My thoughts as a math major about to graduate:
If you don't remember your high school math, I'd do the khan academy courses on pre algebra and algebra. A textbook would probably be overkill.
Start with Book of Proof by Hammack. It's important to learn basic proof writing (and reading) techniques before you dive into more complicated math. The book goes into set theory as well, which is also really important to being able to understand pretty much every field of math. I'd skip the chapters on combinatorics unless that stuff really gets you going.
From here, I think that it's actually be good to learn some topology. Topology is really useful in a lot of areas of math, and I think that analysis will make more sense if you learn some topology first. Topology by Munkres is a good reference, but I personally really liked Basic Topology by Armstrong. It's way more readable, but having Munkres around for more rigorous definitions and examples will probably be helpful.
Next, you can learn analysis. Analysis 1 by Terrence Tao is supposed to be pretty good, but I haven't read it personally. Real analysis will hopefully make more sense with some knowledge of topology. For complex analysis, I like Complex Variables by Fisher. If you want something more verbose, there's Complex Variables and Applications by Brown and Churchill.

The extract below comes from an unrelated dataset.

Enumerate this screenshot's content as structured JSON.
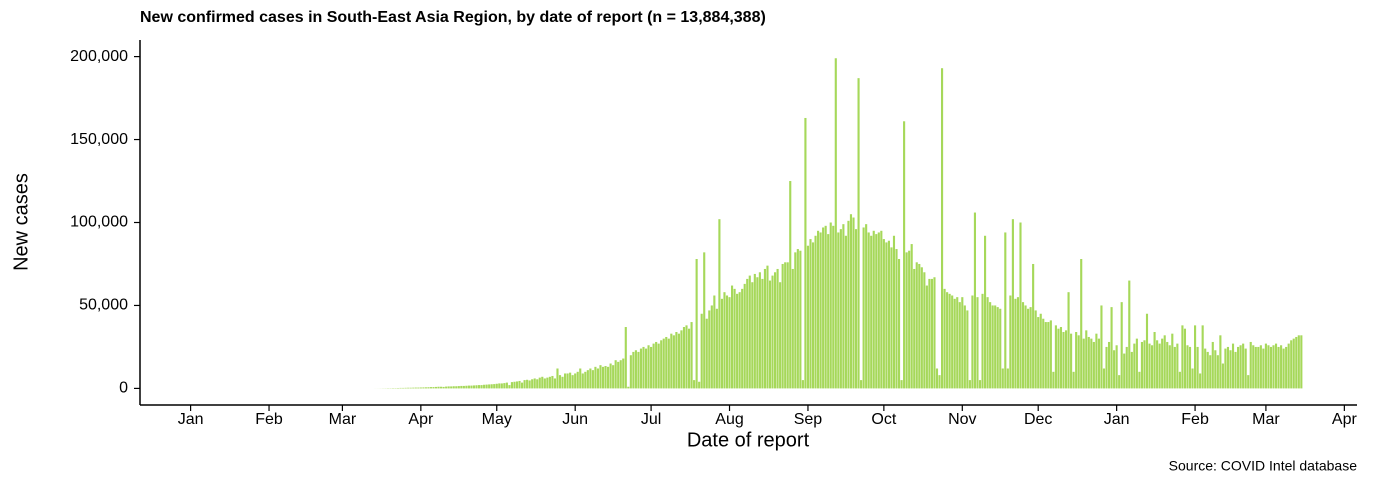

For learning algebra, there's only one book in my opinion, Abstract Algebra by Dummit and Foote. This book is dense, but is has everything that you'll need relating to algebra for all of undergrad (as well as some graduate topics). Parts 1 and 2 cover what would probably be a one semester course on algebra, and part 3 covers linear algebra. The linear algebra section might be a bit hard to get through, but unfortunately I haven't read any other linear algebra books so I don't have any recommendations.
That pretty much covers it for an undergraduate curriculum!